The View from the Hermitage, Day 499

The CDC is expected to recommend masks for vaccinated people but only in certain areas of the country. Those areas will likely not include Virginia, but that’s not going to stop me from wearing mine. At the same time, more places and businesses are working on both mask and vaccine mandates. The Veterans Administration has become the first federal agency to require employees bbe vaccinated. California is going to require all state employees and health care workers provide proof of vaccination status or be tested regularly. New York City has a similar plan for all municipal employees including police and teachers. My favorite one is the San Francisco Bar Alliance calling on member establishments to require vaccinations for patrons wishing to be served inside. All these follow over 50 major medical and health groups issuing a joint statement calling for a vaccine mandate for all health care workers. Of course, many Republican-led states are preemptively prohibiting mask mandates, but courts have already ruled that employers can issue vaccine mandates.

An article in The Guardian said that the current vaccination slowdown repeats historical patterns of vaccination campaigns in the US, going back to poliomyelitis in the 1950s. I wonder if the same sort of patterns happened then as now. That is, wealthy and well-resourced people get vaccinated more than those in vulnerable situations. People in urban areas get vaccinated more than people who live in rural areas. People in the north are vaccinated more than those in the south. White Americans are more vaccinated than Black and Latino Americans. Finally, and this is one I don’t think held historically, Democrats are more vaccinated than Republicans.

Every county in Arkansas and Florida is listed as “high transmission.” Every single one. This past week, Florida accounted or almost one fourth of all new cases in the country, more than any other state. Orange County, Florida, home to Disneyworld, Universal Studios, and SeaWorld Orlando, is seeing almost 1,000 new cases daily, the same numbers as seen at the highest peak last year according to the mayor. Some 61.59 percent of residents ages 12 and older have had at least one dose of vaccine.

Remember how Detroit could not share its about-to-expire vaccine with Canadians living across the border in Windsor, Ontario?
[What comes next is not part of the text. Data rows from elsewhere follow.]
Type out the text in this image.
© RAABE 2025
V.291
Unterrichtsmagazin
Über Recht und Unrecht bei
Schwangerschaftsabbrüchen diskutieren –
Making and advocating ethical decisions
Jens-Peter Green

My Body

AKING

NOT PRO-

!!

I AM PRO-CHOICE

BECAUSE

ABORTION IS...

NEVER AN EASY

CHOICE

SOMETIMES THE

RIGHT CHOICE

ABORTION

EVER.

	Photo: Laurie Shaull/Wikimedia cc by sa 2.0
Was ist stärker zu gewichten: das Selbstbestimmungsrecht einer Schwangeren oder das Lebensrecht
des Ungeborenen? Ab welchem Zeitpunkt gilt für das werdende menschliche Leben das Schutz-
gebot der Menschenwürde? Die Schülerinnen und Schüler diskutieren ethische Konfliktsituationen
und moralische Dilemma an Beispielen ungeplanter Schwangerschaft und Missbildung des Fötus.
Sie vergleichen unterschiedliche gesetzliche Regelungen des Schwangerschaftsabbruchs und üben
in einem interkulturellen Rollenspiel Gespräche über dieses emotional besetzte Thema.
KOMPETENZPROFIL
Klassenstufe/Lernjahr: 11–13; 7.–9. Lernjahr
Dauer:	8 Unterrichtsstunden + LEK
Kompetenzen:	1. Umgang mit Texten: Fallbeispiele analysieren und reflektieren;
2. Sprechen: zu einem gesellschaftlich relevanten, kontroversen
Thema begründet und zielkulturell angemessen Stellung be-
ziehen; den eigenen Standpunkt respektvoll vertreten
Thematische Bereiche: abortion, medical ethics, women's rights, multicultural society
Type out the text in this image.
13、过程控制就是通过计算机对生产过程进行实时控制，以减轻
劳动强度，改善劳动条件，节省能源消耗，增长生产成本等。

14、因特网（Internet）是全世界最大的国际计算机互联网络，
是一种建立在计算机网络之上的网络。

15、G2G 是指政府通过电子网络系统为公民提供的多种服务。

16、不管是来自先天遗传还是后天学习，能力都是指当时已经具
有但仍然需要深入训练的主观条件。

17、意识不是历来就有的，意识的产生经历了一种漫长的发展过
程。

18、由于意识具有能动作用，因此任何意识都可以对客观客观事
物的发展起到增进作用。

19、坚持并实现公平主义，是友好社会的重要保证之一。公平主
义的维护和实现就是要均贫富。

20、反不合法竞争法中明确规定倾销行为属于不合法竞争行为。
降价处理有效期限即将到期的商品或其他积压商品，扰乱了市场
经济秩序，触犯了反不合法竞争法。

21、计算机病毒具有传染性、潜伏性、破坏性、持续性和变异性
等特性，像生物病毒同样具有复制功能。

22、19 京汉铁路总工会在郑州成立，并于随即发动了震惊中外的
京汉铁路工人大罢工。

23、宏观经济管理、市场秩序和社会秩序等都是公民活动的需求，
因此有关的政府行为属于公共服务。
Well, workers in US factories in Mexico just south of the border are being bused across the border to San Diego to be vaccinated with doses nearing expiration. The factories in which the workers work produce items for the US. Were the Coca Cola plant to have to stop production temporarily would mean San Diegans would be off Coke, and I’m not talking about the drug.
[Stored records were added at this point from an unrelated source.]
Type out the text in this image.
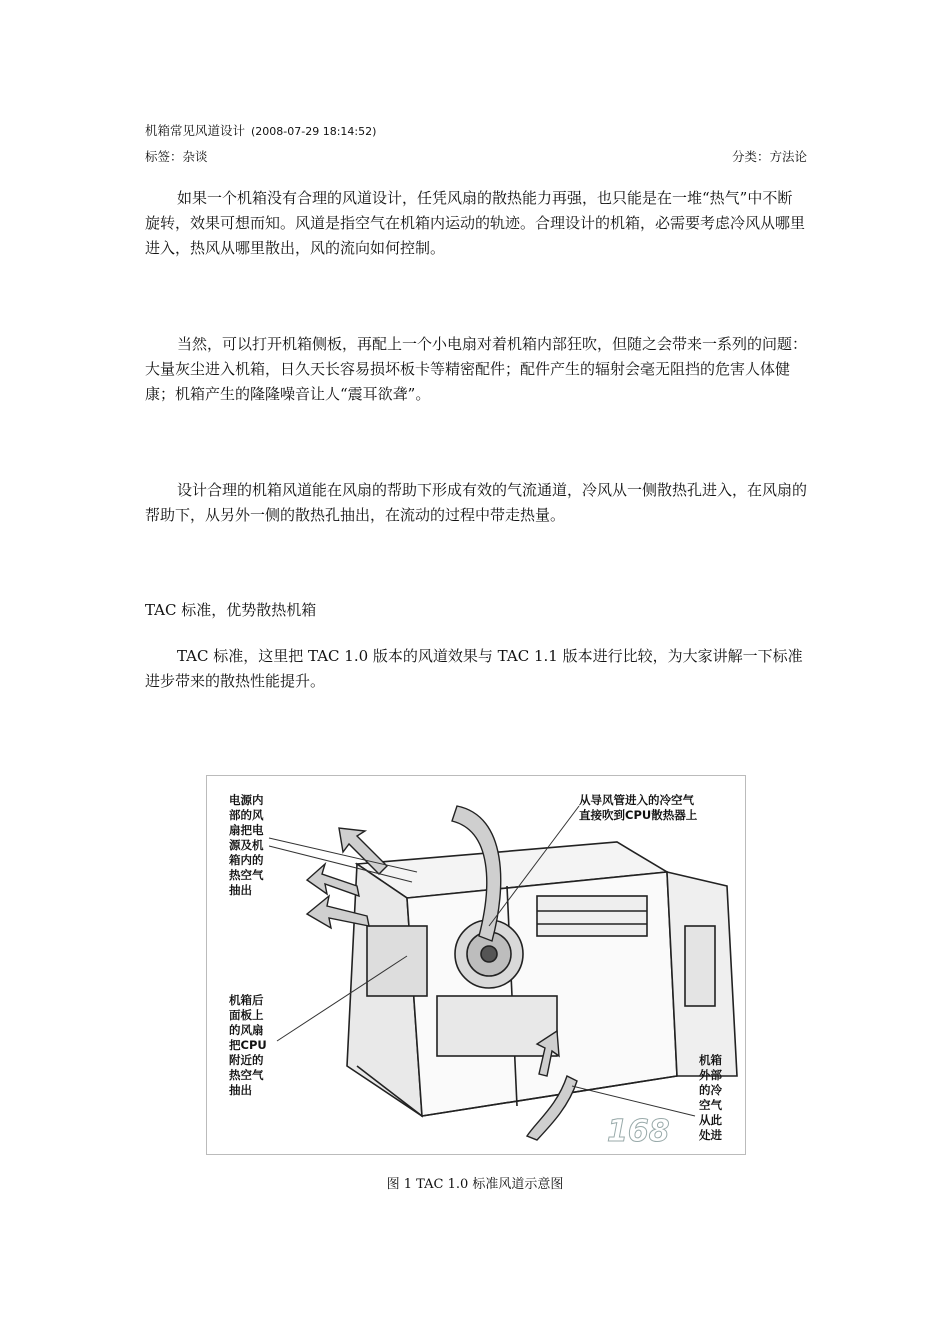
机箱常见风道设计 (2008-07-29 18:14:52)
标签：杂谈	分类：方法论

如果一个机箱没有合理的风道设计，任凭风扇的散热能力再强，也只能是在一堆“热气”中不断旋转，效果可想而知。风道是指空气在机箱内运动的轨迹。合理设计的机箱，必需要考虑冷风从哪里进入，热风从哪里散出，风的流向如何控制。

当然，可以打开机箱侧板，再配上一个小电扇对着机箱内部狂吹，但随之会带来一系列的问题：大量灰尘进入机箱，日久天长容易损坏板卡等精密配件；配件产生的辐射会毫无阻挡的危害人体健康；机箱产生的隆隆噪音让人“震耳欲聋”。

设计合理的机箱风道能在风扇的帮助下形成有效的气流通道，冷风从一侧散热孔进入，在风扇的帮助下，从另外一侧的散热孔抽出，在流动的过程中带走热量。

TAC 标准，优势散热机箱

TAC 标准，这里把 TAC 1.0 版本的风道效果与 TAC 1.1 版本进行比较，为大家讲解一下标准进步带来的散热性能提升。

电源内
部的风
扇把电
源及机
箱内的
热空气
抽出
从导风管进入的冷空气
直接吹到CPU散热器上
机箱后
面板上
的风扇
把CPU
附近的
热空气
抽出
机箱
外部
的冷
空气
从此
处进
168
图 1 TAC 1.0 标准风道示意图
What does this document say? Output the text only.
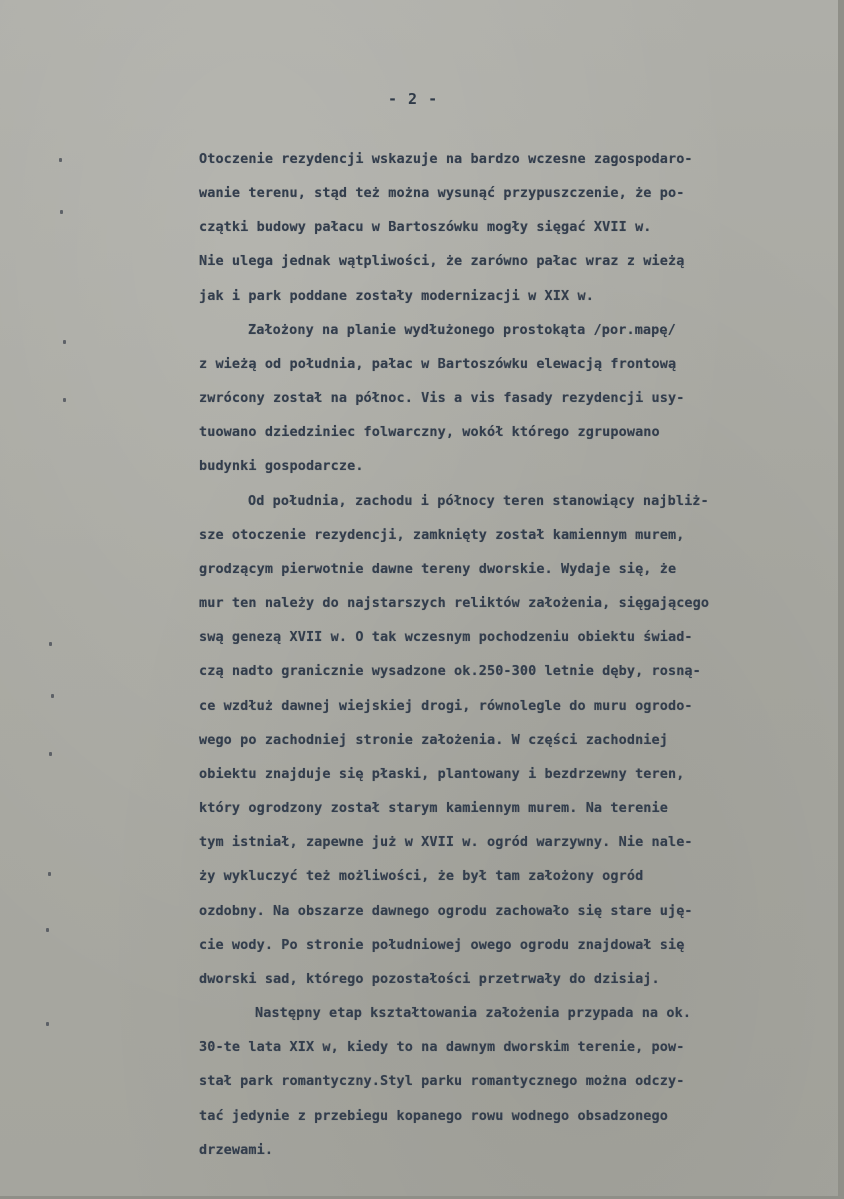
- 2 -
Otoczenie rezydencji wskazuje na bardzo wczesne zagospodaro-
wanie terenu, stąd też można wysunąć przypuszczenie, że po-
czątki budowy pałacu w Bartoszówku mogły sięgać XVII w.
Nie ulega jednak wątpliwości, że zarówno pałac wraz z wieżą
jak i park poddane zostały modernizacji w XIX w.
Założony na planie wydłużonego prostokąta /por.mapę/
z wieżą od południa, pałac w Bartoszówku elewacją frontową
zwrócony został na północ. Vis a vis fasady rezydencji usy-
tuowano dziedziniec folwarczny, wokół którego zgrupowano
budynki gospodarcze.
Od południa, zachodu i północy teren stanowiący najbliż-
sze otoczenie rezydencji, zamknięty został kamiennym murem,
grodzącym pierwotnie dawne tereny dworskie. Wydaje się, że
mur ten należy do najstarszych reliktów założenia, sięgającego
swą genezą XVII w. O tak wczesnym pochodzeniu obiektu świad-
czą nadto granicznie wysadzone ok.250-300 letnie dęby, rosną-
ce wzdłuż dawnej wiejskiej drogi, równolegle do muru ogrodo-
wego po zachodniej stronie założenia. W części zachodniej
obiektu znajduje się płaski, plantowany i bezdrzewny teren,
który ogrodzony został starym kamiennym murem. Na terenie
tym istniał, zapewne już w XVII w. ogród warzywny. Nie nale-
ży wykluczyć też możliwości, że był tam założony ogród
ozdobny. Na obszarze dawnego ogrodu zachowało się stare uję-
cie wody. Po stronie południowej owego ogrodu znajdował się
dworski sad, którego pozostałości przetrwały do dzisiaj.
Następny etap kształtowania założenia przypada na ok.
30-te lata XIX w, kiedy to na dawnym dworskim terenie, pow-
stał park romantyczny.Styl parku romantycznego można odczy-
tać jedynie z przebiegu kopanego rowu wodnego obsadzonego
drzewami.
Restrictions on travel to the US from Europe and other parts of the world will remain in place for the time being. No information is out there as to how long that might be. And long covid patients are to be covered by federal disability law.

New cases in Britain have declined for six days in a row. It is not clear if it is transient factors such as summer break for schools, the end of the EuroCup, or fewer tests being administered that are causing the decline. It could be that the prime minister was correct in saying that the country could withstand a return to normalcy despite the presence of the Delta variant. Scientists say it will take longer to know bette.r Hospitalizations and deaths, but lagging indicators, have not dropped.  In Australia, Victoria and South Australia are coming out of lockdown while Sydney enters its fifth week. The outbreak there is now up to 2,000 cases.  Tokyo cases outside the Olympics continue to rise, with the recent 2,848 being the highest daily case count since the pandemic began. The test positivity rate is 14.5 percent. The Olympics are up to at least 160 cases, including 21 athletes.

In other Olympic news, Simone Biles withdrew from the team final citing mental health issues. The pressure on that young woman has been incredible. She expressed concern when spectators were banned that looking at her parents in the crowd before she performed an event centered her and helped her remain calm. She gave her teammates, especially the alternate who had to step up and perform on no real notice all the credit for winning the silver medal. The 17-year-old gold medalist in the 100m breaststroke lives and trains, where else, in Alaska.

If you need something beyond the pandemic about which to worry, the US is monitoring 200 people for possible exposure to monkey pox. No, it does not make a sufferer crave bananas; it is a rare relative of smallpox.

1 comment:

Janet said...

Oh dear: I've not been paying attention to the news the past two weeks and hadn't heard that. (I'm also now catching up with your post 498 and later).